Rencontré au large de Favignana, Rosario Rittunno tirait ses filets de pêche jetés la veille. Il est à bord d’une petite embarcation avec un autre marin pêcheur, ce qui lui permet d’utiliser un filet de 2500 m, comme l’exige les normes de pêche dans la zone. S’il était tout seul à bord, la longueur du filet devrait se limiter à 2000 m, d’après les explications des collaborateurs de MPA.

Deux poulpes, quelques crabes et des poissons de variétés différentes dont des rascasses constituent la prise du pêcheur ce jour là.

“Une prise moyenne pour la saison”, dit Rosario, 42 ans, qui retire les poissons du filet en les montrant aux touristes qui le regardaient à partir d’une autre embarcation.

En effet, la démonstration de pêche s’inscrit dans le cadre de la pêche touristique (pesco-tourismo), activité encouragée par le projet afin d’offrir une source de revenu supplémentaire aux pêcheurs.

WWF est conscient que la petite pêche ou la pêche artisanale n’est pas économiquement viable, selon ses responsables. Il s’agit pour Rosario “de compenser les jours chômés en hiver”, en raison des conditions climatiques.

Rosario, qui exerce ce métier depuis 18 ans, après avoir été matelot sur pétroliers, affirme être inquiet de la rareté des prises ces dernières années.

Angelo, qui vient d’une famille de pécheurs de l’Ile Favignana, critique l’absence d’aide de l’UE. Alors que Celle-ci n’est attribuée que pour des projets bien précis tels la modernisation des barques ou l’acquisition de nouveaux équipements, explique Ilaria Rinaudo technicienne scientifique à la zone MPA.

Son octroi demande de longues formalités et exige le respect de certains critères, précise cette jeune biologiste de formation, qui accompagnait des journalistes méditerranéens dans une tournée dans la zone.

Les pêcheurs, cogestionnaires du milieu marin

En dépit de ces critiques, les deux pêcheurs ont signé avec une douzaine de leurs collègues un code de conduite en 14 points, qui porte en particulier sur le respect de la régulation de l’Aire Marine Protégée sélectionnant les outils et techniques de pêches non offensives au milieu marin.

Le code prévoit, entre autres, une contribution des pêcheurs aux travaux d’observation et de collecte d’information sur tout ce qui se passe dans la zone concernée et l’application des instructions en cas de capture accidentelle d’espèces protégées.

Des activités de surveillance et d’observation de l’environnement associant les pêcheurs, de l’archipel Egadi (ouest de Sicile) sont prévues dans le cadre du projet FishMPABlue, outre les études et les tests menés sur les captures en zone protégée.

Les pêcheurs, considérés comme source de savoir et de connaissance sur la mer sont associés également, dans les différentes activités de sensibilisation des touristes.

A la lumière des résultats de ces travaux, toutes les parties en l’occurrence les managers des MPA, les scientifiques et les pêcheurs décident de la conduite à adopter pour maintenir la durabilité des pêcheries.

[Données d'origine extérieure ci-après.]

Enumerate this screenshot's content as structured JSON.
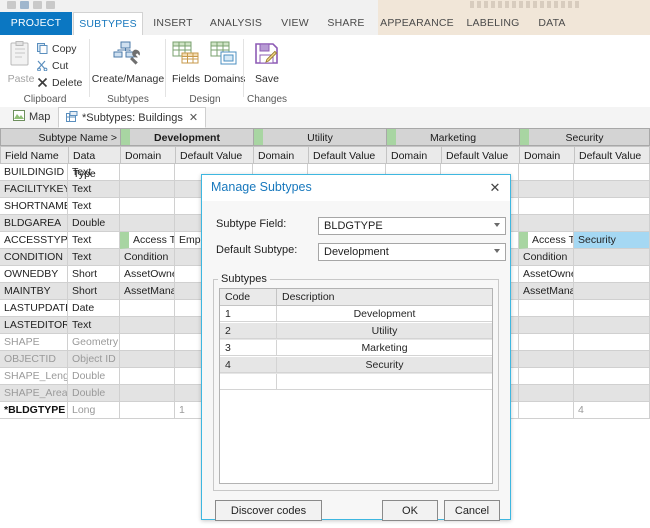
{
  "window": {
    "quick_access": [
      "save-icon",
      "undo-icon",
      "redo-icon",
      "customize-icon"
    ]
  },
  "ribbon": {
    "tabs": [
      {
        "label": "PROJECT",
        "state": "project"
      },
      {
        "label": "SUBTYPES",
        "state": "active"
      },
      {
        "label": "INSERT",
        "state": "normal"
      },
      {
        "label": "ANALYSIS",
        "state": "normal"
      },
      {
        "label": "VIEW",
        "state": "normal"
      },
      {
        "label": "SHARE",
        "state": "normal"
      },
      {
        "label": "APPEARANCE",
        "state": "contextual"
      },
      {
        "label": "LABELING",
        "state": "contextual"
      },
      {
        "label": "DATA",
        "state": "contextual"
      }
    ],
    "groups": [
      {
        "label": "Clipboard"
      },
      {
        "label": "Subtypes"
      },
      {
        "label": "Design"
      },
      {
        "label": "Changes"
      }
    ],
    "clipboard": {
      "paste_label": "Paste",
      "copy_label": "Copy",
      "cut_label": "Cut",
      "delete_label": "Delete"
    },
    "subtypes_group": {
      "create_manage_label": "Create/Manage"
    },
    "design_group": {
      "fields_label": "Fields",
      "domains_label": "Domains"
    },
    "changes_group": {
      "save_label": "Save"
    }
  },
  "doc_tabs": [
    {
      "label": "Map",
      "selected": false,
      "closable": false
    },
    {
      "label": "*Subtypes: Buildings",
      "selected": true,
      "closable": true,
      "close_glyph": "✕"
    }
  ],
  "grid": {
    "subtype_name_header": "Subtype Name >",
    "subtype_columns": [
      {
        "name": "Development",
        "bold": true
      },
      {
        "name": "Utility",
        "bold": false
      },
      {
        "name": "Marketing",
        "bold": false
      },
      {
        "name": "Security",
        "bold": false
      }
    ],
    "columns": {
      "field_name": "Field Name",
      "data_type": "Data Type",
      "domain": "Domain",
      "default_value": "Default Value"
    },
    "rows": [
      {
        "field": "BUILDINGID",
        "type": "Text",
        "dim": false,
        "bold": false,
        "development": {
          "domain": "",
          "default": ""
        },
        "utility": {
          "domain": "",
          "default": ""
        },
        "marketing": {
          "domain": "",
          "default": ""
        },
        "security": {
          "domain": "",
          "default": ""
        }
      },
      {
        "field": "FACILITYKEY",
        "type": "Text",
        "dim": false,
        "bold": false,
        "development": {
          "domain": "",
          "default": ""
        },
        "utility": {
          "domain": "",
          "default": ""
        },
        "marketing": {
          "domain": "",
          "default": ""
        },
        "security": {
          "domain": "",
          "default": ""
        }
      },
      {
        "field": "SHORTNAME",
        "type": "Text",
        "dim": false,
        "bold": false,
        "development": {
          "domain": "",
          "default": ""
        },
        "utility": {
          "domain": "",
          "default": ""
        },
        "marketing": {
          "domain": "",
          "default": ""
        },
        "security": {
          "domain": "",
          "default": ""
        }
      },
      {
        "field": "BLDGAREA",
        "type": "Double",
        "dim": false,
        "bold": false,
        "development": {
          "domain": "",
          "default": ""
        },
        "utility": {
          "domain": "",
          "default": ""
        },
        "marketing": {
          "domain": "",
          "default": ""
        },
        "security": {
          "domain": "",
          "default": ""
        }
      },
      {
        "field": "ACCESSTYPE",
        "type": "Text",
        "dim": false,
        "bold": false,
        "development": {
          "domain": "Access Type",
          "default": "Emp",
          "marked": true
        },
        "utility": {
          "domain": "",
          "default": ""
        },
        "marketing": {
          "domain": "",
          "default": ""
        },
        "security": {
          "domain": "Access Type",
          "default": "Security",
          "marked": true,
          "selected": true
        }
      },
      {
        "field": "CONDITION",
        "type": "Text",
        "dim": false,
        "bold": false,
        "development": {
          "domain": "Condition",
          "default": ""
        },
        "utility": {
          "domain": "",
          "default": ""
        },
        "marketing": {
          "domain": "",
          "default": ""
        },
        "security": {
          "domain": "Condition",
          "default": ""
        }
      },
      {
        "field": "OWNEDBY",
        "type": "Short",
        "dim": false,
        "bold": false,
        "development": {
          "domain": "AssetOwner",
          "default": ""
        },
        "utility": {
          "domain": "",
          "default": ""
        },
        "marketing": {
          "domain": "",
          "default": ""
        },
        "security": {
          "domain": "AssetOwner",
          "default": ""
        }
      },
      {
        "field": "MAINTBY",
        "type": "Short",
        "dim": false,
        "bold": false,
        "development": {
          "domain": "AssetManager",
          "default": ""
        },
        "utility": {
          "domain": "",
          "default": ""
        },
        "marketing": {
          "domain": "",
          "default": ""
        },
        "security": {
          "domain": "AssetManager",
          "default": ""
        }
      },
      {
        "field": "LASTUPDATE",
        "type": "Date",
        "dim": false,
        "bold": false,
        "development": {
          "domain": "",
          "default": ""
        },
        "utility": {
          "domain": "",
          "default": ""
        },
        "marketing": {
          "domain": "",
          "default": ""
        },
        "security": {
          "domain": "",
          "default": ""
        }
      },
      {
        "field": "LASTEDITOR",
        "type": "Text",
        "dim": false,
        "bold": false,
        "development": {
          "domain": "",
          "default": ""
        },
        "utility": {
          "domain": "",
          "default": ""
        },
        "marketing": {
          "domain": "",
          "default": ""
        },
        "security": {
          "domain": "",
          "default": ""
        }
      },
      {
        "field": "SHAPE",
        "type": "Geometry",
        "dim": true,
        "bold": false,
        "development": {
          "domain": "",
          "default": ""
        },
        "utility": {
          "domain": "",
          "default": ""
        },
        "marketing": {
          "domain": "",
          "default": ""
        },
        "security": {
          "domain": "",
          "default": ""
        }
      },
      {
        "field": "OBJECTID",
        "type": "Object ID",
        "dim": true,
        "bold": false,
        "development": {
          "domain": "",
          "default": ""
        },
        "utility": {
          "domain": "",
          "default": ""
        },
        "marketing": {
          "domain": "",
          "default": ""
        },
        "security": {
          "domain": "",
          "default": ""
        }
      },
      {
        "field": "SHAPE_Length",
        "type": "Double",
        "dim": true,
        "bold": false,
        "development": {
          "domain": "",
          "default": ""
        },
        "utility": {
          "domain": "",
          "default": ""
        },
        "marketing": {
          "domain": "",
          "default": ""
        },
        "security": {
          "domain": "",
          "default": ""
        }
      },
      {
        "field": "SHAPE_Area",
        "type": "Double",
        "dim": true,
        "bold": false,
        "development": {
          "domain": "",
          "default": ""
        },
        "utility": {
          "domain": "",
          "default": ""
        },
        "marketing": {
          "domain": "",
          "default": ""
        },
        "security": {
          "domain": "",
          "default": ""
        }
      },
      {
        "field": "*BLDGTYPE",
        "type": "Long",
        "dim": true,
        "bold": true,
        "development": {
          "domain": "",
          "default": "1"
        },
        "utility": {
          "domain": "",
          "default": ""
        },
        "marketing": {
          "domain": "",
          "default": ""
        },
        "security": {
          "domain": "",
          "default": "4"
        }
      }
    ]
  },
  "dialog": {
    "title": "Manage Subtypes",
    "close_glyph": "✕",
    "subtype_field_label": "Subtype Field:",
    "subtype_field_value": "BLDGTYPE",
    "default_subtype_label": "Default Subtype:",
    "default_subtype_value": "Development",
    "subtypes_legend": "Subtypes",
    "grid_headers": {
      "code": "Code",
      "description": "Description"
    },
    "grid_rows": [
      {
        "code": "1",
        "description": "Development"
      },
      {
        "code": "2",
        "description": "Utility"
      },
      {
        "code": "3",
        "description": "Marketing"
      },
      {
        "code": "4",
        "description": "Security"
      },
      {
        "code": "",
        "description": ""
      }
    ],
    "buttons": {
      "discover": "Discover codes",
      "ok": "OK",
      "cancel": "Cancel"
    }
  },
  "colors": {
    "accent_blue": "#0b77c2",
    "tab_text_blue": "#1878bd",
    "contextual_tint": "#f1e6d8",
    "subtype_marker_green": "#a8d5a2",
    "selection_blue": "#a5d8f3",
    "dialog_border": "#3eb7e0"
  }
}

Il s’agit de favoriser, chez les pêcheurs, le sentiment d’appropriation et d’auto-investissement, une méthode de cogestion qui intervient après des décennies pendant lesquelles les responsables des zones marines protégées ont tenté d’imposer une gestion durable, sans parvenir à des résultats tangibles en raison de la réticence de la population locale.

Le Monde connaît, actuellement, une crise de pêche particulièrement perceptible en Méditerranée. Cette mer a perdu durant les 50 dernières années, jusqu’à 41% de ses mammifères marins et 34 % de la population totale de poissons, d’après les données de WWF.

Des enseignements et des expériences importantes en matière de cogestion des aires marines protégées et de la pêche artisanale seront tirés des 11 sites pilotes du projet et serviront d’autres pays dans la région.

Pour Anne Rémy, directrice de la communication au programme méditerranéen du Fonds : “la Tunisie, qui possède une flotte de petites embarcations de pêche importante, doit avoir sa place dans ce projet”. Le réseau tunisien d’aires marines et côtières protégées crée en 2015, doit englober les archipels de la Galite et de Zembra, Tabarka, et Cap Negro et probablement les îles Kuriat, d’après l’Agence de protection d’aménagement du littoral (APAL).